Hole in my Timetable

There is a small hole in my timetable.

Timetabling at a school with small groups of two three and four, and many students doing individual lessons is a fairly complex affair, not unlike Tetris: there are often little ad hoc arrangements with students, hours held over here and there, students are nudged between groups, teachers rotated, and weeks, one way or another, completed.

Paul Gavarni- Le Flâneur (1842)

Paul Gavarni- Le Flâneur (1842)

And so it turns out that, as I write, I have of necessity an anomalous free two hours at the back end of next week, and I do not yet have a plan to fill them. For most of the year it would be nothing strange, since the teaching load is lighter and the week more porous. But in the middle of August, it is a small blessing. A chance to do something else.

So, what will I do? Two hours would be just about enough for me to get home and have some lunch and a bit of peace and quiet, but barely. A better use of my time might be to go to the university library, or a museum, and treat myself to a bit of learning and culture. Or I could do some chores – get my haircut, go to the dentist, buy some socks. That sort of thing. Or I could simply stay in the school and take care of some administration, prepare some lessons, perhaps find a quiet spot and catch some zeds.

All good ideas. Who knows what will happen? Perhaps in the end I will teach someone anyway. But you know you are busy when you start to fantasise about going to the dentist or falling asleep in the stationery cupboard (and I should, out of humility, recall that I have just come back from two-weeks’ holiday; but then, aren’t holidays a form of busyness in themselves?).

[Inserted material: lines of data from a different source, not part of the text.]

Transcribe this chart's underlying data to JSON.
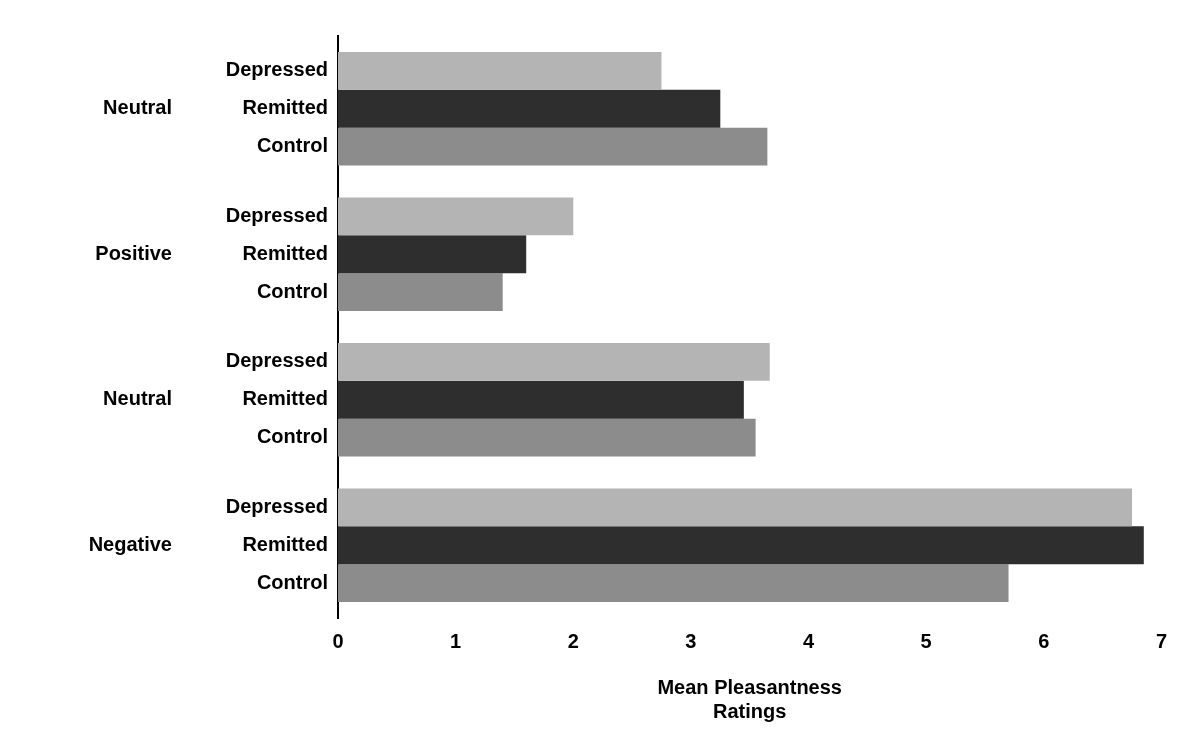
{
  "chart_data": {
    "type": "bar",
    "orientation": "horizontal",
    "xlabel": "Mean Pleasantness Ratings",
    "categories": [
      "Neutral",
      "Positive",
      "Neutral",
      "Negative"
    ],
    "series": [
      {
        "name": "Depressed",
        "color": "#b4b4b4",
        "values": [
          2.75,
          2.0,
          3.67,
          6.75
        ]
      },
      {
        "name": "Remitted",
        "color": "#2e2e2e",
        "values": [
          3.25,
          1.6,
          3.45,
          6.85
        ]
      },
      {
        "name": "Control",
        "color": "#8c8c8c",
        "values": [
          3.65,
          1.4,
          3.55,
          5.7
        ]
      }
    ],
    "xlim": [
      0,
      7
    ],
    "xticks": [
      0,
      1,
      2,
      3,
      4,
      5,
      6,
      7
    ],
    "grid": false,
    "legend": false
  }
}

I often talk to my students about work pressure (theirs, not mine) and the importance of allowing your mind to wander from time to time. The mind-wandering state activates regions of the brain, known collectively as the default task network by psychologists, which have to do with a sense of identity. Work too hard, the implication goes, and you forget who you are.

I am not working too hard, and am in little danger of forgetting who I am. But even considering the possibility of a spot of aimless wandering around town when I might otherwise be working feels, already, beneficial.